Из корабельного кубрика история вскоре сошла на берег. Во всех европейских портах, которые посещал быстроходный парусник, в пабах и тавернах пересказывали приключение Клауса в дикой северной стране, добавляя все новые подробности. Когда в таверну являлся сам герой, его тотчас усаживали за стол, щедро угощали и слушали необыкновенную историю из первых уст.
Прошло года три – и некий последователь Эксквемелина в своей книге о путешествиях голландских мореходов во все страны света воспроизвел и похождения ван Лихтена в далеком Архангельске. Рискуя жизнью, европейский матрос вырвал из рук каких-то темных изуверов-староверов красавицу и спас ее, отправив к праотцам одного из мучителей.
Так забулдыга-матрос вошел в историю. Его жизнь превратилась в калейдоскоп сменяющих друг друга кабаков, где каждый стремился поднести герою чарку или кружку.

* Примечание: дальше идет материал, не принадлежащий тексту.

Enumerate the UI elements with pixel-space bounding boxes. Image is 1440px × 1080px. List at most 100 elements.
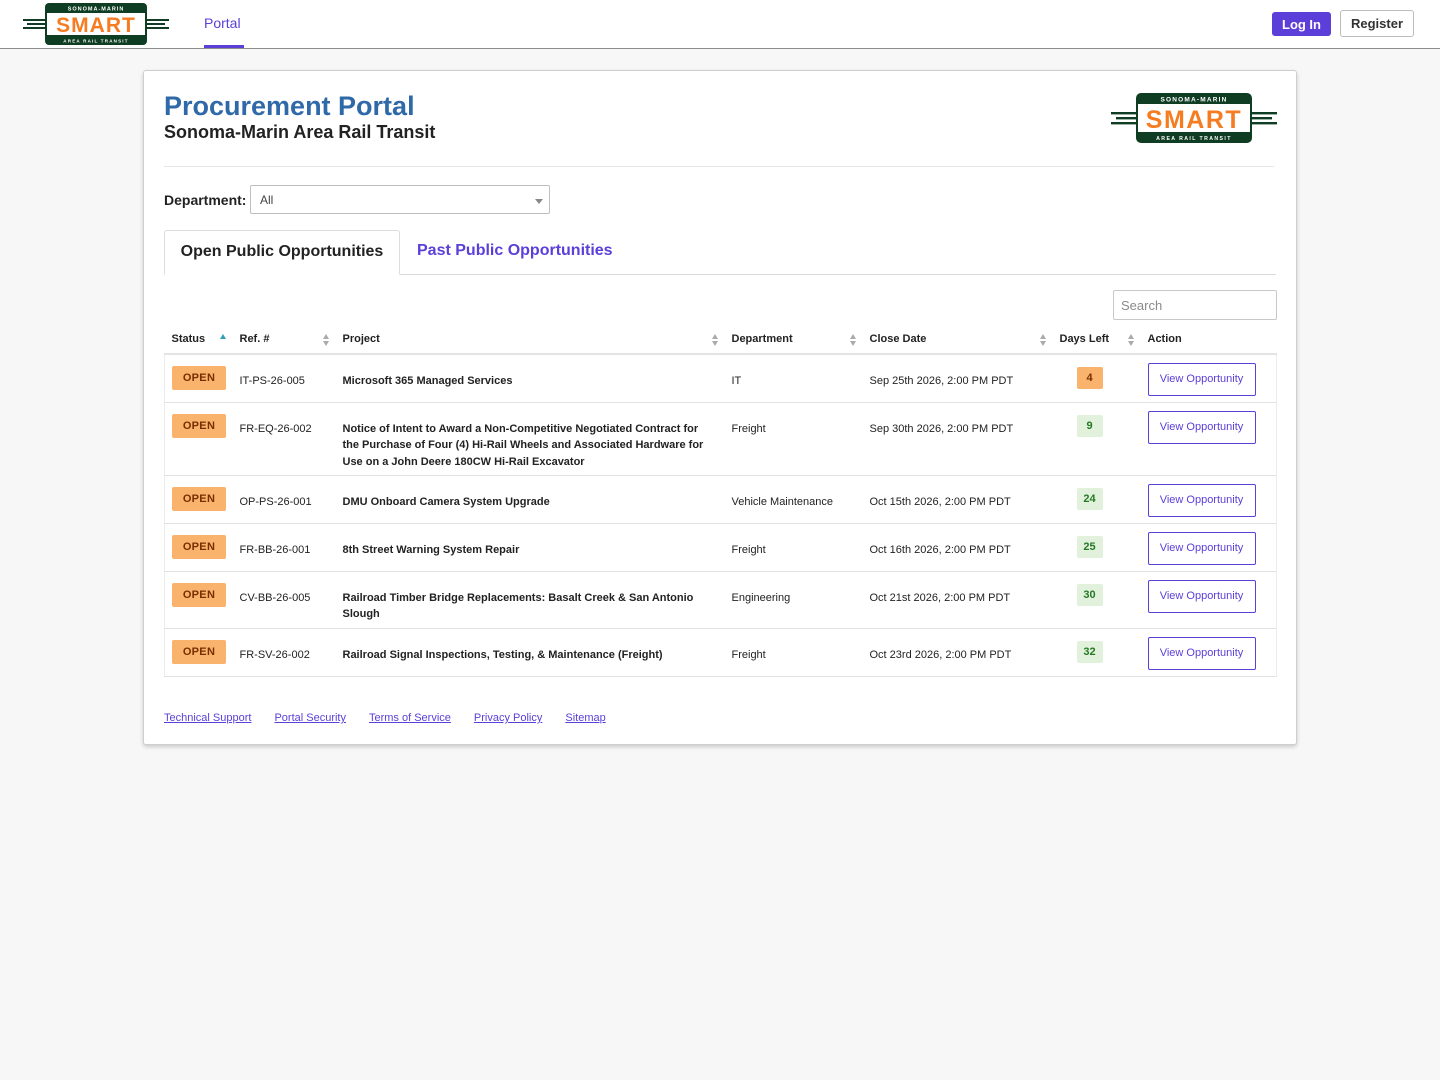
opportunities-table: Status Ref. # Project Department Close D…	[164, 325, 1277, 677]
footer-link-terms-of-service[interactable]: Terms of Service	[369, 712, 451, 724]
tab-open-opportunities[interactable]: Open Public Opportunities	[164, 230, 400, 275]
status-badge: OPEN	[172, 534, 226, 559]
sort-icon	[322, 334, 330, 346]
days-left-badge: 4	[1076, 367, 1103, 389]
department-select-value: All	[260, 193, 274, 207]
footer-link-portal-security[interactable]: Portal Security	[274, 712, 346, 724]
page-subtitle: Sonoma-Marin Area Rail Transit	[164, 122, 436, 142]
column-header-label: Status	[171, 333, 206, 345]
logo-main-text: SMART	[56, 14, 136, 37]
column-header-action: Action	[1140, 325, 1277, 355]
status-badge: OPEN	[172, 486, 226, 511]
department-name: Engineering	[731, 591, 791, 604]
table-row: OPEN IT-PS-26-005 Microsoft 365 Managed …	[164, 354, 1277, 402]
footer-link-sitemap[interactable]: Sitemap	[565, 712, 605, 724]
status-badge: OPEN	[172, 639, 226, 664]
sort-icon	[849, 334, 857, 346]
smart-logo[interactable]: SONOMA-MARIN SMART AREA RAIL TRANSIT	[23, 2, 169, 46]
close-date: Sep 25th 2026, 2:00 PM PDT	[869, 375, 1014, 387]
search-input[interactable]	[1113, 290, 1277, 320]
column-header-label: Action	[1147, 333, 1182, 345]
logo-large-bottom-text: AREA RAIL TRANSIT	[1156, 136, 1232, 142]
close-date: Sep 30th 2026, 2:00 PM PDT	[869, 422, 1014, 435]
view-opportunity-button[interactable]: View Opportunity	[1147, 410, 1256, 444]
sort-icon	[711, 334, 719, 346]
column-header-project[interactable]: Project	[335, 325, 725, 355]
nav-portal-link[interactable]: Portal	[204, 0, 241, 48]
top-navbar: SONOMA-MARIN SMART AREA RAIL TRANSIT Por…	[0, 0, 1440, 49]
days-left-badge: 24	[1076, 487, 1103, 510]
status-badge: OPEN	[172, 366, 226, 390]
days-left-badge: 9	[1076, 414, 1103, 437]
view-opportunity-button[interactable]: View Opportunity	[1147, 483, 1256, 517]
department-label: Department:	[164, 192, 247, 208]
sort-icon	[1039, 334, 1047, 346]
logo-bottom-text: AREA RAIL TRANSIT	[63, 39, 128, 44]
department-name: Vehicle Maintenance	[731, 495, 834, 508]
column-header-close-date[interactable]: Close Date	[862, 325, 1053, 355]
tab-past-opportunities[interactable]: Past Public Opportunities	[417, 230, 613, 275]
column-header-label: Project	[342, 333, 380, 345]
chevron-down-icon	[535, 199, 543, 204]
logo-top-text: SONOMA-MARIN	[68, 7, 125, 13]
close-date: Oct 21st 2026, 2:00 PM PDT	[869, 591, 1011, 604]
view-opportunity-button[interactable]: View Opportunity	[1147, 531, 1256, 565]
department-name: IT	[731, 375, 742, 387]
ref-number: FR-BB-26-001	[239, 543, 311, 556]
nav-active-indicator	[204, 45, 244, 48]
column-header-label: Days Left	[1059, 333, 1110, 345]
days-left-badge: 25	[1076, 535, 1103, 558]
logo-large-main-text: SMART	[1146, 106, 1242, 134]
footer-links: Technical Support Portal Security Terms …	[164, 712, 606, 724]
ref-number: OP-PS-26-001	[239, 495, 312, 508]
table-row: OPEN FR-SV-26-002 Railroad Signal Inspec…	[164, 628, 1277, 676]
days-left-badge: 32	[1076, 640, 1103, 663]
ref-number: FR-EQ-26-002	[239, 422, 312, 435]
department-select[interactable]: All	[250, 185, 550, 214]
view-opportunity-button[interactable]: View Opportunity	[1147, 636, 1256, 670]
project-name: Notice of Intent to Award a Non-Competit…	[342, 422, 704, 468]
table-row: OPEN FR-BB-26-001 8th Street Warning Sys…	[164, 523, 1277, 571]
project-name: DMU Onboard Camera System Upgrade	[342, 495, 550, 508]
project-name: Railroad Timber Bridge Replacements: Bas…	[342, 591, 694, 621]
sort-icon	[1127, 334, 1135, 346]
ref-number: IT-PS-26-005	[239, 375, 305, 387]
column-header-department[interactable]: Department	[724, 325, 863, 355]
project-name: Microsoft 365 Managed Services	[342, 375, 513, 387]
department-name: Freight	[731, 543, 766, 556]
project-name: Railroad Signal Inspections, Testing, & …	[342, 648, 663, 661]
table-row: OPEN FR-EQ-26-002 Notice of Intent to Aw…	[164, 402, 1277, 475]
close-date: Oct 15th 2026, 2:00 PM PDT	[869, 495, 1011, 508]
register-button[interactable]: Register	[1340, 10, 1414, 37]
sort-ascending-icon	[219, 334, 227, 346]
column-header-label: Close Date	[869, 333, 927, 345]
footer-link-privacy-policy[interactable]: Privacy Policy	[474, 712, 542, 724]
ref-number: FR-SV-26-002	[239, 648, 310, 661]
department-name: Freight	[731, 648, 766, 661]
view-opportunity-button[interactable]: View Opportunity	[1147, 579, 1256, 613]
table-header-row: Status Ref. # Project Department Close D…	[164, 325, 1277, 355]
view-opportunity-button[interactable]: View Opportunity	[1147, 363, 1256, 396]
days-left-badge: 30	[1076, 583, 1103, 606]
close-date: Oct 23rd 2026, 2:00 PM PDT	[869, 648, 1012, 661]
logo-large-top-text: SONOMA-MARIN	[1160, 97, 1227, 104]
column-header-label: Department	[731, 333, 793, 345]
column-header-ref[interactable]: Ref. #	[232, 325, 336, 355]
ref-number: CV-BB-26-005	[239, 591, 311, 604]
column-header-days-left[interactable]: Days Left	[1052, 325, 1141, 355]
header-divider	[164, 166, 1274, 167]
project-name: 8th Street Warning System Repair	[342, 543, 520, 556]
table-row: OPEN OP-PS-26-001 DMU Onboard Camera Sys…	[164, 475, 1277, 523]
table-row: OPEN CV-BB-26-005 Railroad Timber Bridge…	[164, 571, 1277, 628]
status-badge: OPEN	[172, 413, 226, 438]
smart-logo-large: SONOMA-MARIN SMART AREA RAIL TRANSIT	[1111, 93, 1277, 143]
page-title: Procurement Portal	[164, 91, 415, 121]
column-header-label: Ref. #	[239, 333, 270, 345]
close-date: Oct 16th 2026, 2:00 PM PDT	[869, 543, 1011, 556]
login-button[interactable]: Log In	[1272, 12, 1331, 36]
department-name: Freight	[731, 422, 766, 435]
column-header-status[interactable]: Status	[164, 325, 233, 355]
status-badge: OPEN	[172, 582, 226, 607]
footer-link-technical-support[interactable]: Technical Support	[164, 712, 251, 724]
procurement-card: Procurement Portal Sonoma-Marin Area Rai…	[143, 70, 1297, 745]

Хмельной водоворот затягивал как мальстрем.
Однажды в пьяном сне явились ему те трое поморов. Хмурый мужичок с откинутым на спину капюшоном склонился над перепуганным Клаусом и спросил на чистом голландском с укоризной в голосе:
- Зачем ты так? Мы же тебе помогли, а ты…
В страшном крике разверзся рот ван Лихтена, и с этим криком душа его покинула телеса.